Mensen met autisme horen al jaren het hardnekkige fabeltje dat iedereen wel een beetje autistisch is. Maar met dat kleine zinnetje wuif je de hele aandoening weg. En toch duikt het overal op.

Onlangs moest ik bij de dokter uitleggen dat ik autistisch ben. Het heeft een impact op de manier waarop ik communiceer en informatie verwerk. En soms word ik daardoor verkeerd begrepen en vinden mensen mij onbeleefd. De persoon knikte en antwoordde: ‘Ja maar iedereen is wel een beetje autistisch.’ En toen deelde hij iets waar hij het soms moeilijk mee had, wanneer hij niet genoeg geslapen had.

Het was niet de eerste keer dat ik die zin heb gehoord en vast ook niet de laatste keer. Het gebeurt vaak. Niet alleen in dokterspraktijken maar ook bij sociale gelegenheden, op sociale media en op nog veel meer andere plekken. En ik ben niet de enige. Online fora zitten vol met autistische volwassenen en ouders van autistische kinderen die hun frustratie uiten over die uitspraak.

Autistische trekken zouden gewoon universeel menselijk gedrag zijn dat mensen met autisme op een overdreven mate vertonen. Waar komt dat idee toch vandaan?
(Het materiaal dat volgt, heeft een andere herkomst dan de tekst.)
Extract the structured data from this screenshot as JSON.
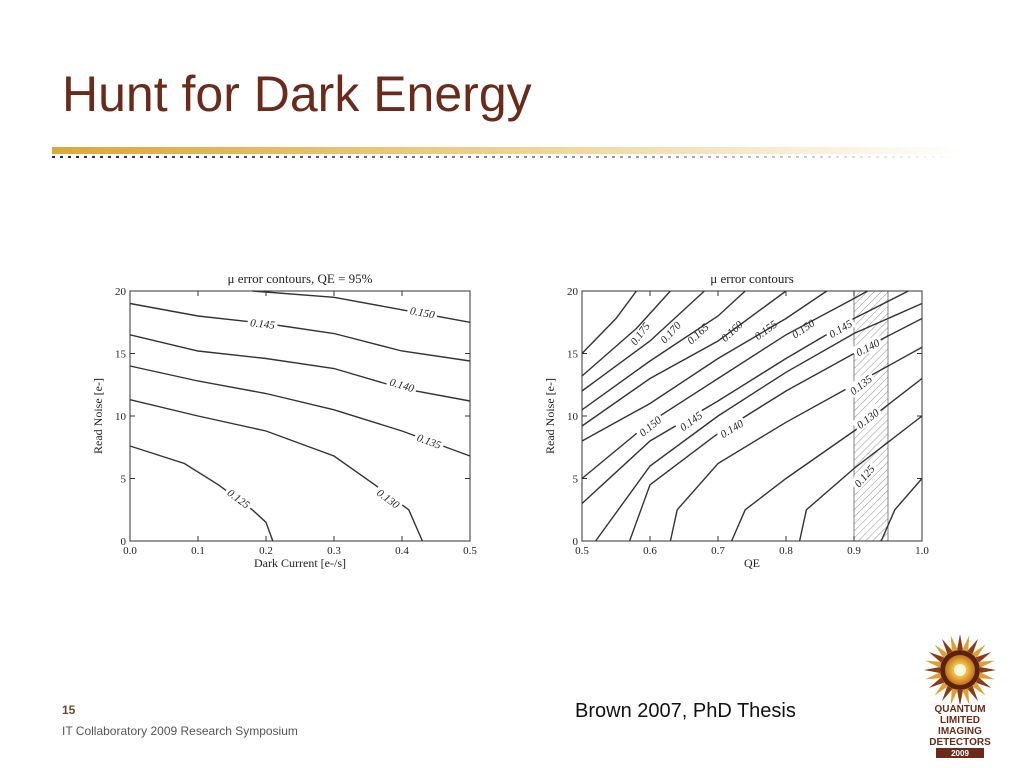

Om die vraag te beantwoorden, moeten we begrijpen wat autisme is. Autisme is een levenslang verschil in neurologische ontwikkeling. Je bent ofwel autistisch geboren, ofwel niet. Het is niet iets dat je mettertijd ontwikkelt. Historisch gezien werd autisme onder-gediagnosticeerd bij heel wat bevolkingsgroepen. Witte jongens hebben daarvan de minste impact ondervonden. Het is niet om die reden dat andere mensen minder kans hebben op autisme.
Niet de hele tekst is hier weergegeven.